“Human Postprandial Responses to Food and Potential for Precision Nutrition”, 2020-06-11 (; similar):
Metabolic responses to food influence risk of cardiometabolic disease, but large-scale high-resolution studies are lacking. We recruited n=1,002 twins and unrelated healthy adults in the United Kingdom to the PREDICT 1 study and assessed postprandial metabolic responses in a clinical setting and at home. We observed large inter-individual variability (as measured by the population coefficient of variation, s.d./mean, n%) in postprandial responses of blood triglyceride (103%), glucose (68%) and insulin (59%) following identical meals. Person-specific factors, such as gut microbiome, had a greater influence (7.1% of variance) than did meal macronutrients (3.6%) for postprandial lipemia, but not for postprandial glycemia (6.0% and 15.4%, respectively); genetic variants had a modest impact on predictions (9.5% for glucose, 0.8% for triglyceride, 0.2% for C-peptide). Findings were independently validated in a US cohort (n = 100 people). We developed a machine-learning model that predicted both triglyceride (r = 0.47) and glycemic (r = 0.77) responses to food intake. These findings may be informative for developing personalized diet strategies. The ClinicalTrials.gov registration identifier is NCT03479866.

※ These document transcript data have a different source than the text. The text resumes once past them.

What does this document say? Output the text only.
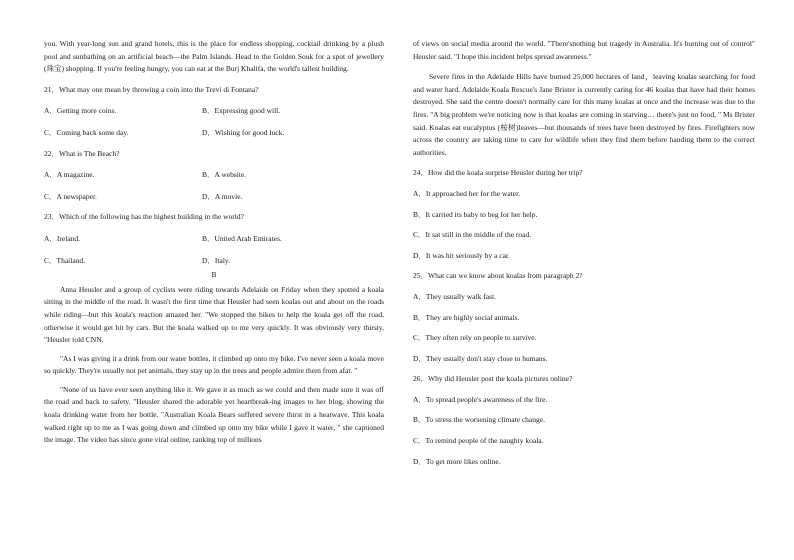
you. With year-long sun and grand hotels, this is the place for endless shopping, cocktail drinking by a plush pool and sunbathing on an artificial beach—the Palm Islands. Head to the Golden Souk for a spot of jewellery (珠宝) shopping. If you're feeling hungry, you can eat at the Burj Khalifa, the world's tallest building.

21．What may one mean by throwing a coin into the Trevi di Fontana?

A．Getting more coins.	B．Expressing good will.
C．Coming back some day.	D．Wishing for good luck.

22．What is The Beach?

A．A magazine.	B．A website.
C．A newspaper.	D．A movie.

23．Which of the following has the highest building in the world?

A．Ireland.	B．United Arab Emirates.
C．Thailand.	D．Italy.

B

Anna Heusler and a group of cyclists were riding towards Adelaide on Friday when they spotted a koala sitting in the middle of the road. It wasn't the first time that Heusler had seen koalas out and about on the roads while riding—but this koala's reaction amazed her. "We stopped the bikes to help the koala get off the road, otherwise it would get hit by cars. But the koala walked up to me very quickly. It was obviously very thirsty, "Heusler told CNN.

"As I was giving it a drink from our water bottles, it climbed up onto my bike. I've never seen a koala move so quickly. They're usually not pet animals, they stay up in the trees and people admire them from afar. "

"None of us have ever seen anything like it. We gave it as much as we could and then made sure it was off the road and back to safety. "Heusler shared the adorable yet heartbreak-ing images to her blog, showing the koala drinking water from her bottle. "Australian Koala Bears suffered severe thirst in a heatwave. This koala walked right up to me as I was going down and climbed up onto my bike while I gave it water, " she captioned the image. The video has since gone viral online, ranking top of millions

of views on social media around the world. "There'snothing but tragedy in Australia. It's burning out of control" Heusler said. "I hope this incident helps spread awareness."

Severe fires in the Adelaide Hills have burned 25,000 hectares of land，leaving koalas searching for food and water hard. Adelaide Koala Rescue's Jane Brister is currently caring for 46 koalas that have had their homes destroyed. She said the centre doesn't normally care for this many koalas at once and the increase was due to the fires. "A big problem we're noticing now is that koalas are coming in starving… there's just no food, " Ms Brister said. Koalas eat eucalyptus (桉树)leaves—but thousands of trees have been destroyed by fires. Firefighters now across the country are taking time to care for wildlife when they find them before handing them to the correct authorities.

24．How did the koala surprise Heusler during her trip?

A．It approached her for the water.

B．It carried its baby to beg for her help.

C．It sat still in the middle of the road.

D．It was hit seriously by a car.

25．What can we know about koalas from paragraph 2?

A．They usually walk fast.

B．They are highly social animals.

C．They often rely on people to survive.

D．They usually don't stay close to humans.

26．Why did Heusler post the koala pictures online?

A．To spread people's awareness of the fire.

B．To stress the worsening climate change.

C．To remind people of the naughty koala.

D．To get more likes online.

…The heritability of postprandial responses in the UK cohort was examined using classical twin methods (variance components analyses) to establish the upper bound of what might be predicted by directly measured genetic variation. Two-thirds of the cohort was recruited from the TwinsUK registry16, of which 230 twin pairs (n = 460; 183 monozygotic and 47 dizygotic) were studied for heritability. Additive genetic factors explained 48% of the variance in glucoseiAUC0–2h, whereas 0% of the variance in triglyceride6h-rise and 9% of the variance in insulin2h-rise were explained in this way (Figure 3b). The estimated genetic variances in insulin1h-rise and C-peptide1h-rise were close to 0 (Supplementary Table 4).